CKEditor 4 Documentation

Contributing Code and Providing Patches to CKEditor

To propose a bug fix or a new functionality you need to create a pull request in the CKEditor GitHub repository (you can read more about pull requests and how to create them first).

Setting Up the Development Environment

  1. Fork the CKEditor repository and clone your fork.
  2. Set the development tools up if you are planning to make changes in the editor code. If you want to make a simple typographical change or a change in the comments or API docs, then you can skip the next steps.

    • Install Node.js.
    • Install Grunt globally:

        npm install -g grunt-cli
      
    • Install CKEditor's development dependencies (Grunt plugins, Bender.js, etc.)

        cd ckeditor-dev
        npm install
      
    • Set the testing environment up, because your changes in the editor code will need tests.

    • Install Git hooks (currently there is only one hook that will run a linter and code style checker when you make a commit):

        grunt githooks
      

      Note: You can run linter and code style checker on the files that were modified (and not committed yet) by executing the default Grunt task:

        grunt
      

      Or on the entire repository (it takes a while...):

        grunt jshint:all && grunt jscs:all
      

Branches

When the environment is set up and running you can start working on your patch. First, create a separate branch to group your changes. If there is a ticket on http://dev.ckeditor.com/ use its number, otherwise create a new ticket yourself and use its number or just pick any meaningful name:

git checkout -b t/12345

Tests

Note that all patches which change the editor code must include tests.

Every change which can be tested automatically should have at least one automated test. Read about writing tests in Bender.js.

If you do not know how to write tests for your patch, you can make an incomplete pull request and the core team will give you some hints or perhaps someone else from the community will step in.

Some type of features or bugs cannot be tested automatically. In such cases, make sure to create a manual test (see this one for instance).
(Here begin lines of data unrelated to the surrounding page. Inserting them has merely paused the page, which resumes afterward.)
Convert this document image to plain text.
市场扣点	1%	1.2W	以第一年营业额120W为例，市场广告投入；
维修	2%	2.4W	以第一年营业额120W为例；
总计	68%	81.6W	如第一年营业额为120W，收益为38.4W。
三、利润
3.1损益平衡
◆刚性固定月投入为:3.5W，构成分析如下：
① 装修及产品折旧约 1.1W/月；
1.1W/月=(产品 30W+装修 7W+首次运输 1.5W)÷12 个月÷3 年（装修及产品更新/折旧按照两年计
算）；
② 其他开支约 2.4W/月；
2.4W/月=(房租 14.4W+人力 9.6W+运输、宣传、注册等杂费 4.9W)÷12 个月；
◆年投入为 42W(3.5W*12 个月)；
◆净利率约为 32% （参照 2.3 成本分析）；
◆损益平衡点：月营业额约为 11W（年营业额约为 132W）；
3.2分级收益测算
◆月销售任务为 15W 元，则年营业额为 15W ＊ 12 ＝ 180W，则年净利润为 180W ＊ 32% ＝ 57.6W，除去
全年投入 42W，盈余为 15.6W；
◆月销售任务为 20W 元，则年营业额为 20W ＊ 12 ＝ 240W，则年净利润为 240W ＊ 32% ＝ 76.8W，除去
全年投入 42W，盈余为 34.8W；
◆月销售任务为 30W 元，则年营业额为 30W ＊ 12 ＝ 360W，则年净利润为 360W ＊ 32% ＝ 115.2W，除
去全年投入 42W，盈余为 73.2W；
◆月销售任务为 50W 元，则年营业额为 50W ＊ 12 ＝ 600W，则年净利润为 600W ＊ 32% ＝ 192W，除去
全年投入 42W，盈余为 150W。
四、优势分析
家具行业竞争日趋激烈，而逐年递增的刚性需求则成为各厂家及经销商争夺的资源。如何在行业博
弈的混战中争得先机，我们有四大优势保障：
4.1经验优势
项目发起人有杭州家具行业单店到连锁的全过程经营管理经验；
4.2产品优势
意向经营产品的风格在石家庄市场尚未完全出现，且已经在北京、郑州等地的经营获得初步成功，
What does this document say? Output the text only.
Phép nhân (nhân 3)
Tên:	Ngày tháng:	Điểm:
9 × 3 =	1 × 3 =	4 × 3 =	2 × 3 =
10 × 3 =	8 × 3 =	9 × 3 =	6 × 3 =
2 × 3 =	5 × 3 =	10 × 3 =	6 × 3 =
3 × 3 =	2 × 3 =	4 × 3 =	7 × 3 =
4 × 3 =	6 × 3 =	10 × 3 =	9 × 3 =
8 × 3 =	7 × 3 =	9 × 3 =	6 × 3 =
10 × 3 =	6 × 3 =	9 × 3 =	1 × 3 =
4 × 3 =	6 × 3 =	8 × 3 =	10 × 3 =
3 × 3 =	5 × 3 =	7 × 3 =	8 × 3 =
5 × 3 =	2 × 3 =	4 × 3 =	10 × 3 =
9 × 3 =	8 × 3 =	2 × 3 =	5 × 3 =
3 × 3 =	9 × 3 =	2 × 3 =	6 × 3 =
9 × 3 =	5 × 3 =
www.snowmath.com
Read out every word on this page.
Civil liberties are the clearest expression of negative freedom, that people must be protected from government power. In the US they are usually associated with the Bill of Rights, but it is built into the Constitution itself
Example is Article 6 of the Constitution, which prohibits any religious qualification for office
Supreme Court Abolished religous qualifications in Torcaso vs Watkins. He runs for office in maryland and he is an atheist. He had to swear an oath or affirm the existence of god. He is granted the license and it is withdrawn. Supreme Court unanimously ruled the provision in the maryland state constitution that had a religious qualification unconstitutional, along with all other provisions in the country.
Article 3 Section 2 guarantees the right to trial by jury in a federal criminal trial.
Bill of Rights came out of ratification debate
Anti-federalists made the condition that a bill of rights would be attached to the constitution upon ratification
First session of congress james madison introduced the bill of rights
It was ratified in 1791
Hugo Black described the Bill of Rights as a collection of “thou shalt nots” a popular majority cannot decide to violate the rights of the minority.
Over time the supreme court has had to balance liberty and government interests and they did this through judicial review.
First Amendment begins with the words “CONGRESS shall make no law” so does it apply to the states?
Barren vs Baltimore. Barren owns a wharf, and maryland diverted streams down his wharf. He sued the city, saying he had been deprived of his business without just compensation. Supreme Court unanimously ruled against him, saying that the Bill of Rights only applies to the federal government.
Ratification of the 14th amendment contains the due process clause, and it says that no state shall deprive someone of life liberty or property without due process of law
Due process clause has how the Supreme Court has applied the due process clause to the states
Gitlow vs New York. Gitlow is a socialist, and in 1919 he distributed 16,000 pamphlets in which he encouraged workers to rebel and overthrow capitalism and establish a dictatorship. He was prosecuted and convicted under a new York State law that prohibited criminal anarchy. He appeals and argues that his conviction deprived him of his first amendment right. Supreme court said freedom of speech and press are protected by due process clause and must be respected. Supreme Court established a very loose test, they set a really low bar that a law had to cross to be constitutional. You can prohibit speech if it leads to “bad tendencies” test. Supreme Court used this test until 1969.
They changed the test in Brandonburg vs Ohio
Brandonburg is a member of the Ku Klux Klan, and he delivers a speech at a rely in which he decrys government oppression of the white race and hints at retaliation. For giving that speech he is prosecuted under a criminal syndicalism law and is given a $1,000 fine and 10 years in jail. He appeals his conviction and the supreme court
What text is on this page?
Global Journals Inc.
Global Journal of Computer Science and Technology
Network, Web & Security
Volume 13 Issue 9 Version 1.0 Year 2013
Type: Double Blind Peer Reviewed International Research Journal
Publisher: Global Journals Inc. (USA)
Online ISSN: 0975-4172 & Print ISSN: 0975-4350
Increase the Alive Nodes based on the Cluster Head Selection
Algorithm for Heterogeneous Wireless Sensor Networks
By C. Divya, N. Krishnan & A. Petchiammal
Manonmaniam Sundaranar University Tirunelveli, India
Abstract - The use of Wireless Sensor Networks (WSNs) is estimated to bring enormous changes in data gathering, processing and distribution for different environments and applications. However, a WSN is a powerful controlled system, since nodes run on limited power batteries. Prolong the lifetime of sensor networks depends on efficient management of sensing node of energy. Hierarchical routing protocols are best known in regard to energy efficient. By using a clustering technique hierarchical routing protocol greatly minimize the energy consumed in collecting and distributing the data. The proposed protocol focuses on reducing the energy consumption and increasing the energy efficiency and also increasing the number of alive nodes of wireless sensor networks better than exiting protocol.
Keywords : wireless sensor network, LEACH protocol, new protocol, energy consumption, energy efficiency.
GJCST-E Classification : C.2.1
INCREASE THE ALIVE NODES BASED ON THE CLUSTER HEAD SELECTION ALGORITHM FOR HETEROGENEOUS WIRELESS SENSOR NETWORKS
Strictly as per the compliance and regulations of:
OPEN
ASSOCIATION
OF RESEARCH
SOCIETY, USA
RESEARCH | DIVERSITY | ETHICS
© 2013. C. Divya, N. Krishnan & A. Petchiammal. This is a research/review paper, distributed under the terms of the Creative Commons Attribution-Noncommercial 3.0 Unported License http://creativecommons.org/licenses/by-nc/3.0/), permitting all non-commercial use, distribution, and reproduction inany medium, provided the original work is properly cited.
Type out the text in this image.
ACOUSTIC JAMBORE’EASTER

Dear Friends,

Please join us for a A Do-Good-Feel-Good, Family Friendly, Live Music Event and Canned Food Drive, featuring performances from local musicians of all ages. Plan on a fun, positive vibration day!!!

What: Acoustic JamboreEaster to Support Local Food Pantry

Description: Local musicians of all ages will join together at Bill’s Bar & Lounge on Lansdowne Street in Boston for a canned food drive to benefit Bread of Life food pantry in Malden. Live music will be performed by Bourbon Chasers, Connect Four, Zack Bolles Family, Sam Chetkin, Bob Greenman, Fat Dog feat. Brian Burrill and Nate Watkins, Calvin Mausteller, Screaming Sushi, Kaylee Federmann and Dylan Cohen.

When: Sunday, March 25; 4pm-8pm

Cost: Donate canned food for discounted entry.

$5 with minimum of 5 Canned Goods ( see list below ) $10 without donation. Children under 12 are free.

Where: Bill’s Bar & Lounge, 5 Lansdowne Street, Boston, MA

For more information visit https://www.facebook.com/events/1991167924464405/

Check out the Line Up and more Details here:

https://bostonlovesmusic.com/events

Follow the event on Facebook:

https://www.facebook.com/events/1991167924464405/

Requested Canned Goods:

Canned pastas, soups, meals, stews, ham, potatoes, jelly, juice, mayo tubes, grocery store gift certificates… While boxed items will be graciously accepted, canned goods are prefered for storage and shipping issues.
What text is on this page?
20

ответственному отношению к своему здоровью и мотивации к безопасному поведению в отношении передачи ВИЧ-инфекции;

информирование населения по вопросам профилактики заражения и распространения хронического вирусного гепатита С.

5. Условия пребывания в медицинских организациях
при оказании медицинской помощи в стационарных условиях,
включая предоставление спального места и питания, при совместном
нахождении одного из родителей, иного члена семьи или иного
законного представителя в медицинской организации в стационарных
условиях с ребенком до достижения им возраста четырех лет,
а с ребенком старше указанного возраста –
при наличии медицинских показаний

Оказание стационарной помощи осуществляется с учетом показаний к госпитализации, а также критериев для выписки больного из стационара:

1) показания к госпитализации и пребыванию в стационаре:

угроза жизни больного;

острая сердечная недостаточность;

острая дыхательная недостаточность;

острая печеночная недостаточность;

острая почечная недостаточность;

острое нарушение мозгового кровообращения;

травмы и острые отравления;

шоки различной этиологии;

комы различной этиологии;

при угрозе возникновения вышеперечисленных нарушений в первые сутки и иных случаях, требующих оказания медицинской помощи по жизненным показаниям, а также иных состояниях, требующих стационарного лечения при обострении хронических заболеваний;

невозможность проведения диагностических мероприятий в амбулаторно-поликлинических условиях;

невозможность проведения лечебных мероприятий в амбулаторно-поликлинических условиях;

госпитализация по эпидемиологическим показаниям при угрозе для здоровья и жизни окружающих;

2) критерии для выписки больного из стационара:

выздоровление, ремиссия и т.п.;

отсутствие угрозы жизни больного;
To see manual tests in the Bender.js dashboard you need to change the filter from is:unit to is:manual.

Creating a Pull Request

Once your patch is ready, tested and committed, push your branch to your CKEditor fork:

git push origin t/12345

And create a pull request in the official CKEditor repository.

Review

A CKEditor core developer will review your patch. We will check things like:

  • Is it clear what the patch is meant to do?
  • Does the patch have tests?
  • Do the changes fix the issue or do what they were meant to do?
  • Is the code style correct?

Reviewing takes a lot of time and the core team is not always able to find time for it. We are sorry for any late replies that may happen!

Changes That Cannot Be Accepted as a Pull Request

There are two main groups of changes that usually cannot be accepted as pull requests:

  • New plugins. If you want to propose a new functionality which does not require changes in the core plugins, we kindly ask you to create a new plugin and add it to the Add-Ons Repository. The reason for that is that the core developers are able to maintain a limited number of plugins.
  • Changes in language files. All localization fixes and improvements should be done through the CKEditor UI Translation Center. Read more in the Localization guide.

Proposing Incomplete Patches

It may happen that you are unsure about the change that you want to make (e.g. whether you are heading in the right direction) or that you do not know how to write tests for it. Do not worry and just propose an incomplete patch. Try to explain what obstacles you encountered, so that the core team or other developers would be able to help you.